I am able to calculate keyword density of a body of text using the following code:
HashMap<String, Integer> frequencies = new HashMap<String, Integer>();
String[] splitTextArr = StringX.splitStrIntoWordsRtrnArr(text);
int articleWordCount = splitTextArr.length;
for (String splitText : splitTextArr) {
if (frequencies.containsKey(splitText)) {
Integer previousInt = frequencies.get(splitText);
Integer newInt = ++previousInt;
frequencies.put(splitText, newInt);
} else {
frequencies.put(splitText, 1);
}
}
I then sort keyword density list in order of most occurring keywords to least occurring keywords using the following call:
Map<String, Integer> sortedMap = new LinkedHashMapX<String, Integer>().sortByValueInDescendingOrder(frequencies);
The above code works as expected however I now have to implement a unique requirement.
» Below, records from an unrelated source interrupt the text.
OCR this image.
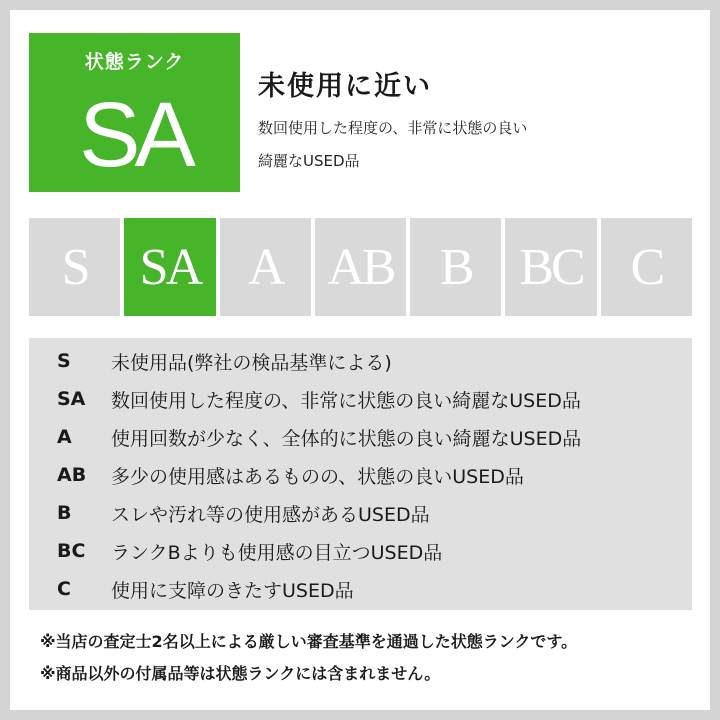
状態ランク
SA	未使用に近い
数回使用した程度の、非常に状態の良い
綺麗なUSED品
S	SA A AB B BC C
S 未使用品(弊社の検品基準による)
SA 数回使用した程度の、非常に状態の良い綺麗なUSED品
A 使用回数が少なく、全体的に状態の良い綺麗なUSED品
AB 多少の使用感はあるものの、状態の良いUSED品
B スレや汚れ等の使用感があるUSED品
BC ランクBよりも使用感の目立つUSED品
C 使用に支障のきたすUSED品
※当店の査定士2名以上による厳しい審査基準を通過した状態ランクです。
※商品以外の付属品等は状態ランクには含まれません。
SUMMARY: Given a list of title entries I need to extract enough keywords so that each title in the list is represented by exactly one keyword and then calculate the total number of titles represented by that keyword (see below for example).
EXAMPLE: Suppose I have the following 5 titles in the form of a LinkedHashMap<String, String>
:
title1: canon photo printer
title2: canon camera canon
title3: wireless mouse
title4: wireless charger
title5: mouse trap
Where the KEY
represents the titleID (i.e, title1, title2 etc) and the VALUE
represents the actual title.
Raw occurrences of each keyword (in descending order, case insensitive) is as follows:
canon: 2 | mouse: 2 | wireless: 2 | camera: 1 | charger: 1 | photo: 1 | printer: 1 | trap: 1
Note: Each keyword is only counted once per title. So although the keyword canon appears 3 times, since it appears twice in the same title (i.e, title2) it is only counted once.
In the previous map
, the keyword canon is appears in both title1 & title2. Since each title needs to be represented by exactly one keyword, both titles can be represented by the keyword canon. It is not necessary to include the other keywords from title1 and title2 (such as: photo, printer and camera) as each title should be represented by exactly one keyword (not more, not less). Although we can tech choose to represent title1 and title2 using the keywords photo and camera (or printer and camera) - since this will have the effect of increasing the total number of keywords necessary to represent all titles, it is not desired. In other words, we want to represent all titles by the least number of keywords possible.
The important part is to extract the least number of keywords that are able to "represent" all titles in list one time and keep track of the number of titles each keyword is linked to and the titleID. If instead of 5 titles we had a list of 100 titles where the keyword photo appeared 95 times (i.e, more times than the keyword canon) the keyword photo would be used to replace the keyword canon and title2 would be represented by the keyword camera.
If two or more keywords can represent the same number of titles we would select the first one in alphabetical order. Thus, the keyword mouse would be used to represent titles title3 and title5, instead of the keyword wireless. Similarly, to represent title4 the keyword charger would be used as the letter C comes before the letter W in the alphabet (this is true even though the keyword wireless appears twice and the keyword charger only appears once since title3 which contains the keyword wireless is already being represented by the keyword mouse and not by the keyword wireless so we revert to using first keyword in alphabet when two keywords represent same number of titles)
In the previous example of 5 titles, the expected output would have the following format:
LinkedHashMap<String, LinkedHashMap<Integer, ArrayList<String>> map = new LinkedHashMap<String, LinkedHashMap<Integer, ArrayList<String>>();
Where String
represents the keyword (such as canon or mouse), Integer
represents the number of unique titles represented by that keyword (canon = 2, mouse = 2, charger = 1) and ArrayList<String>
is a list of titleIDs which is linked to that keyword. For example, the keyword canon would be linked to titles: title1 and title2. The keyword mouse would be linked to titles: title3 and title5 and the keyword charger would be linked to title: title4.
Note: wireless = 0, trap = 0 so it is omitted from the final result.
What is the most efficient way to achieve this?
Thanks